Memória sempre foi um tema que muito me interessou. Como geriatra aprendi que a idade em si não altera a memória, algumas doenças, sim! Mas na prática, na convivência com os meus muitos alunos das Universidades Abertas à Maturidade – PUC, Uni Sant’Anna e, mais recentemente, Campos Salles - percebi que as pessoas não só aceitam as alterações de memória como “fazendo parte natural do envelhecimento”, como esperam pelas falhas dela que, certamente, segundo elas, vão acontecer. Tenho uma avó de 92 anos que com sua memória fabulosa, confirma que a ciência tem razão. Então, que história é essa da ciência afirmar algo e a vivência da maioria das pessoas dizer outra?

Lá fui eu garimpar os porquês. Para tanto, me dispus a discutir o tema Memória nas muitas turmas das Universidades onde trabalho e nos dois grupos de estudos que criei – um aqui mesmo em São Paulo e outro na minha cidade, Paraisópolis, sul de Minas Gerais. O ponto crucial que detectei atrapalhar a memória é o fato das pessoas serem rígidas, terem pouco conhecimento e aceitação de si, fato que transforma o conceito de memória em um baú enferrujado, cheio de coisas velhas, aonde vão se acrescentando, ao longo dos anos, mais e mais dados, que por não serem revistos periodicamente, vão tornando o baú pesado, confuso e trabalhoso. E só de pensar em abri-lo e organizá-lo, já se desanima. Se tem uma coisa que é atual, moderna, dinâmica e revolucionária é a memória. Portanto, é esse o conceito que precisa ser mudado.
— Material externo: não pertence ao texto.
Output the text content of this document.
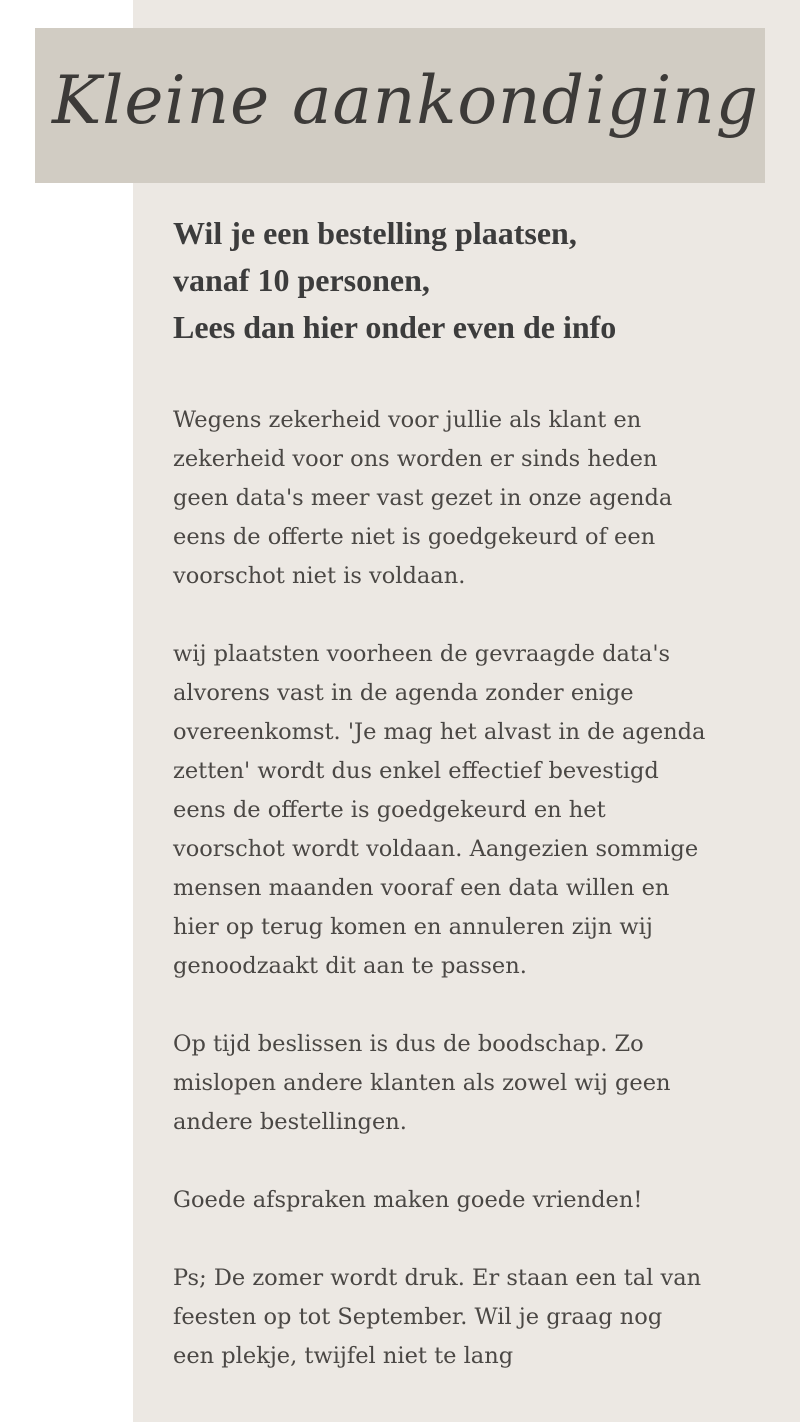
Kleine aankondiging
Wil je een bestelling plaatsen,
vanaf 10 personen,
Lees dan hier onder even de info

Wegens zekerheid voor jullie als klant en
zekerheid voor ons worden er sinds heden
geen data's meer vast gezet in onze agenda
eens de offerte niet is goedgekeurd of een
voorschot niet is voldaan.

wij plaatsten voorheen de gevraagde data's
alvorens vast in de agenda zonder enige
overeenkomst. 'Je mag het alvast in de agenda
zetten' wordt dus enkel effectief bevestigd
eens de offerte is goedgekeurd en het
voorschot wordt voldaan. Aangezien sommige
mensen maanden vooraf een data willen en
hier op terug komen en annuleren zijn wij
genoodzaakt dit aan te passen.

Op tijd beslissen is dus de boodschap. Zo
mislopen andere klanten als zowel wij geen
andere bestellingen.

Goede afspraken maken goede vrienden!

Ps; De zomer wordt druk. Er staan een tal van
feesten op tot September. Wil je graag nog
een plekje, twijfel niet te lang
Para que temos memória? Para vivermos o hoje, não para ficarmos no ontem. O ontem já passou e deve servir apenas como ponto de referência, para que a gente possa se rever de tanto em tanto, para avaliar o tanto que evoluiu e que ainda falta evoluir. Se ficamos no ontem, atrelados às coisas do passado, deixamos de viver o hoje e não damos espaço para a nova pessoa que nos tornamos a cada novo aniversário. Em algum lugar do passado nos ensinaram que não poderíamos mudar, pois correríamos o risco de sermos desacreditados. “Eu sou assim, e pronto!”, a gente costuma ouvir. Pois eu digo o contrário: que a gente se permita mudar muito, deixar fluir novas facetas nossas para as quais nunca demos espaço ou nunca tivemos condições e/ou oportunidade, para que sejamos sempre pessoas atuais e não cristalizadas no “nosso tempo”. Como diz sempre sabiamente o Prof. Jordão: “O nosso tempo é agora!”.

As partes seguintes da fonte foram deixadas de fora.